Portia Spiders: The Jumping Spiders That Hunt Using Memory & Vibration
Jumping Spiders That Hunt Without Seeing Prey

For decades, spiders were largely viewed as simple creatures that only reacted to immediate stimuli, like a fly hitting their web. However, research over the last twenty years has dramatically reshaped this understanding, revealing surprising cognitive abilities in some species. A standout example is the Portia spider, a genus of jumping spiders whose sophisticated hunting strategies include planning, deception, and the remarkable ability to pursue prey it can no longer see.

The Master Hunter: Portia Spider's Appearance and Habitat

The spider at the centre of this fascinating research is Portia, a member of the Salticidae family, commonly known as jumping spiders. These are small predators, with a body length typically under 15 millimetres. Their appearance is deliberately unkempt; their bodies are angular, mottled with irregular colours and covered in hairs. This clever disguise helps them blend seamlessly into backgrounds like tree bark, leaf litter, and the debris of other spiders' webs.

Portia species are found across Africa, Asia, and Australasia, inhabiting forests, woodland edges, and even gardens. They are specialist predators of other spiders and do not build typical capture webs. Instead, they live as invaders near the webs of other spiders or patrol vegetation where potential spider prey resides. Their movements are famously slow and deliberate, punctuated by long pauses, making them stealthy hunters that avoid detection.

A Complex Hunting Strategy: Beyond Simple Vision

Portia's primary diet consists of other spiders, including orb-weavers and tangle-web spiders.
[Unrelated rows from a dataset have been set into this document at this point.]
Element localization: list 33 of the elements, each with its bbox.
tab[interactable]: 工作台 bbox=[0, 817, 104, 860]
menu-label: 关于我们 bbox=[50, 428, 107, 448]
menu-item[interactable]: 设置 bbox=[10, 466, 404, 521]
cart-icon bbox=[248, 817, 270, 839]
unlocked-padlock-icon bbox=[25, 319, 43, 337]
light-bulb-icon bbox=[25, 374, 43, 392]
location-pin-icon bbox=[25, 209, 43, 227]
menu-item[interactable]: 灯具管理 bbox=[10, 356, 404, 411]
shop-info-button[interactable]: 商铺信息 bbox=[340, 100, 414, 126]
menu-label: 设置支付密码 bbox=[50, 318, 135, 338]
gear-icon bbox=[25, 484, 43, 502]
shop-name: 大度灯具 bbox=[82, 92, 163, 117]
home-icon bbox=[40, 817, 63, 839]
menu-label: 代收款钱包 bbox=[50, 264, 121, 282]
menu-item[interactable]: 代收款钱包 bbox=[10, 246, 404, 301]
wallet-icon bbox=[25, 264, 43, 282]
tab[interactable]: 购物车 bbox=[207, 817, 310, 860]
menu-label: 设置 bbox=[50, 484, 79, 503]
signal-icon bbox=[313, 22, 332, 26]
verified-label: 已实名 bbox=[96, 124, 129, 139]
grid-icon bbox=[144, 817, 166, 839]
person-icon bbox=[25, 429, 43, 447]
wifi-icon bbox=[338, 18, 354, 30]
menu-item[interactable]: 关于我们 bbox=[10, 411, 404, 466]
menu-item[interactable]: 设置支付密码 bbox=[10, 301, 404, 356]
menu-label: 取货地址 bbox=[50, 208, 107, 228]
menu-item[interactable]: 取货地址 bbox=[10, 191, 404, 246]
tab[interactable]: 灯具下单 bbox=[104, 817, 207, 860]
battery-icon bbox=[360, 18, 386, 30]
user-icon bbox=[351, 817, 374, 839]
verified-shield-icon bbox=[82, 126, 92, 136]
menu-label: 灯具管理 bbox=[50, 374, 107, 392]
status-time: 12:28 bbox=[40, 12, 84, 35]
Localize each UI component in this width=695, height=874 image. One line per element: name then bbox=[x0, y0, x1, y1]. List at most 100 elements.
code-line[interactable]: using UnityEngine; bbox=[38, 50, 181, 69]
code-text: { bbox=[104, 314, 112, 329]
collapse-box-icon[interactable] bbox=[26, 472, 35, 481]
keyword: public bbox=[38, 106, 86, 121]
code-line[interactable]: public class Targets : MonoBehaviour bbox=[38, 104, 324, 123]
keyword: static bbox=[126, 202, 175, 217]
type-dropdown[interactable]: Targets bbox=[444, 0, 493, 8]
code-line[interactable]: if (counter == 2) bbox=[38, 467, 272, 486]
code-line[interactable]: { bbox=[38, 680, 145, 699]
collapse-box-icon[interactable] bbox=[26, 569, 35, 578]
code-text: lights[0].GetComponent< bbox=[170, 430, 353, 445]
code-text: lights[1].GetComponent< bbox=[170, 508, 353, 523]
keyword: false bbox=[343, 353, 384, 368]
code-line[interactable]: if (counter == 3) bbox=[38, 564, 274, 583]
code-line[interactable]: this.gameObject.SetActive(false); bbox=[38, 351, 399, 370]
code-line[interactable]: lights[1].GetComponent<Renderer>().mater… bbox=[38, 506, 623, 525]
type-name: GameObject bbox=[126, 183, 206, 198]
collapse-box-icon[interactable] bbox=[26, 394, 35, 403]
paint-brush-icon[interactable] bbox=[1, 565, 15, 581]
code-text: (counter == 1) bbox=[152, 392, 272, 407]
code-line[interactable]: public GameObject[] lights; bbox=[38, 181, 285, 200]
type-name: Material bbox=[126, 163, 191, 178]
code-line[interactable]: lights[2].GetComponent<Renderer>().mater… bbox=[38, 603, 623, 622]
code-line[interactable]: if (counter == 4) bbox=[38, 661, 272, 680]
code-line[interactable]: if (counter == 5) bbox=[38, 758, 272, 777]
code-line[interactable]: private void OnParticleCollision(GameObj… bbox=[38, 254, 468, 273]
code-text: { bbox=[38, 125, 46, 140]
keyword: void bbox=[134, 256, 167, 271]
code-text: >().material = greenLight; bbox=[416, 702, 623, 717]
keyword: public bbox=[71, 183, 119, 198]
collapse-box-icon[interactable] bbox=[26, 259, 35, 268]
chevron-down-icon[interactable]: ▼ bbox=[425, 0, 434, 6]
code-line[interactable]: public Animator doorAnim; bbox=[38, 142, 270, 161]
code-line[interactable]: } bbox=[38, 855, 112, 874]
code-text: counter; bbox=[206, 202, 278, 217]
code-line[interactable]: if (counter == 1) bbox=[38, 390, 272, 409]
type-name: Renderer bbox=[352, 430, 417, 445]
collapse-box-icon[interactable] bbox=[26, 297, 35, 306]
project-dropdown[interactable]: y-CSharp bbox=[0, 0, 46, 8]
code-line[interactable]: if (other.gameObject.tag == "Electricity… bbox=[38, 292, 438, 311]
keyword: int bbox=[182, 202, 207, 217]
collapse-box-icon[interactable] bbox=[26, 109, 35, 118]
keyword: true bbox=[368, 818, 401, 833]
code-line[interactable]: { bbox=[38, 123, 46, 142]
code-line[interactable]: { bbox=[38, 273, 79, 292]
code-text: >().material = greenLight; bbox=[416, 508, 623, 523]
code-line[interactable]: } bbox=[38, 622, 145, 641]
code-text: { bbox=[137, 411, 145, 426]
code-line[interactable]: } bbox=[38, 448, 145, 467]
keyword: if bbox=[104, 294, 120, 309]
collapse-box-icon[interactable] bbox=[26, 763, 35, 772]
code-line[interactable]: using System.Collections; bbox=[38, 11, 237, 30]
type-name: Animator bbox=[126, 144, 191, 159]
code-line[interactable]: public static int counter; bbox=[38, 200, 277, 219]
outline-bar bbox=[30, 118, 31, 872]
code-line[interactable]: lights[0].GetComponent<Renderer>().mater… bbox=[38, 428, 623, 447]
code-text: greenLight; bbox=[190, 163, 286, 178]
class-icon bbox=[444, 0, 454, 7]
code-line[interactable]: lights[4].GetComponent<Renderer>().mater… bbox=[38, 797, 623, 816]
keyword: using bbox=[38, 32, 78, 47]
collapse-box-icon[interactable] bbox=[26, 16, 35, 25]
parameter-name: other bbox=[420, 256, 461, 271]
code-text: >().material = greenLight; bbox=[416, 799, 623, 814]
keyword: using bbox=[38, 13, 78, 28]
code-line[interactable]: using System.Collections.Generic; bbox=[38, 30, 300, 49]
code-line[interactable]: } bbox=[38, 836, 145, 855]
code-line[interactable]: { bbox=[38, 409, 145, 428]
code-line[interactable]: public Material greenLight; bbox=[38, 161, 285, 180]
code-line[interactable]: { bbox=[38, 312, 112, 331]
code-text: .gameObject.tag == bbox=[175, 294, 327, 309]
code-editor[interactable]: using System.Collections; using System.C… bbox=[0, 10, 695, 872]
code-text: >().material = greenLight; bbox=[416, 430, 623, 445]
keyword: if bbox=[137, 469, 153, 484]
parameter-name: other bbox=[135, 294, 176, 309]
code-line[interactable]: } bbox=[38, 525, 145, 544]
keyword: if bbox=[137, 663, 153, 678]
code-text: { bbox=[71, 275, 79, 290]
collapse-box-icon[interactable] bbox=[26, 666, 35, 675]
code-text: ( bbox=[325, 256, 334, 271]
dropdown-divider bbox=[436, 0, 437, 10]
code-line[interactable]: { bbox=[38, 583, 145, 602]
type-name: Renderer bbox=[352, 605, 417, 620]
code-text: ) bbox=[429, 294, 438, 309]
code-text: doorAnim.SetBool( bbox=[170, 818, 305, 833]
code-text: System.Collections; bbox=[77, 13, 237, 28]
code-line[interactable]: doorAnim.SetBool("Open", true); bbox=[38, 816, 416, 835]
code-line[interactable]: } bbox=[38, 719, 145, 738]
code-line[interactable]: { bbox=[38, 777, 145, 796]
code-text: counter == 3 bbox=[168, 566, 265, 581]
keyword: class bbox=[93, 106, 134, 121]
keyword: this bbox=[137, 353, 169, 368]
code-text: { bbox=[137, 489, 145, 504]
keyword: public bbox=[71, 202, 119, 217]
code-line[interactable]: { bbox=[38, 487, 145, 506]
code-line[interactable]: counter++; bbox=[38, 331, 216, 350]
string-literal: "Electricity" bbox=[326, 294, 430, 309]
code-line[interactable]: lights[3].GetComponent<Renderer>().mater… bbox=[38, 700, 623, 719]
The hunt begins with a patient visual scan from a distance. When targeting a web-dwelling spider, Portia employs a tactic of deception: it enters the web and plucks the silk strands in patterns that mimic a trapped insect or a courting male. This lures the resident spider closer. Portia can even adjust its plucking rhythm based on the prey's response.

While its large, forward-facing principal eyes provide excellent vision for initial assessment, Portia's hunting prowess relies on more than sight. Its secondary eyes detect peripheral movement, and its legs are equipped with sensitive receptors called slit sensilla. These detect minute vibrations and strains in the silk or substrate. Furthermore, fine hairs on its legs pick up airborne vibrations. This suite of senses allows Portia to track prey even when it is visually obscured.

Memory in Action: Tracking Hidden Prey

Controlled laboratory experiments, documented in publications like Frontiers in Psychology, have proven Portia's ability to use short-term memory. In these tests, a spider would view prey from a platform, then take a detour where the prey was hidden from sight for up to a minute. Researchers found that Portia retained a 'mental map' of the prey's location and number.

Upon reaching a new vantage point, if the prey scene had changed (e.g., a prey item was removed), the spider would hesitate, alter its path, or abandon the hunt. If the scene matched its memory, it proceeded confidently. This shows Portia does not simply reset when visual contact is lost but acts on stored information, a cognitive feat placing it among a select group of invertebrates.

The Role of Vibration and Evolutionary Adaptation

When vision fails, vibration becomes Portia's guiding sense. By analysing the frequency and direction of vibrations through its legs, it can pinpoint a prey spider's location within a complex web. It carefully adjusts its posture and steps to refine this information, pausing often to let sensory data accumulate. This allows for precise, stealthy advancement even in complete visual obscurity.

This unique combination of vision, vibration sensing, and short-term memory is a product of evolution shaped by its niche. Living in visually cluttered environments among webs and dense vegetation made the ability to hunt without constant line-of-sight a major advantage. Specialising in hunting other dangerous spiders also favoured patience, tactical deception, and the capacity to plan routes based on past information over brute speed.

The story of the Portia spider challenges old assumptions about the limits of the arthropod mind. It demonstrates that complex, flexible hunting strategies involving memory and planning are not exclusive to vertebrates. This small but formidable predator continues to provide profound insights into the evolution of animal cognition.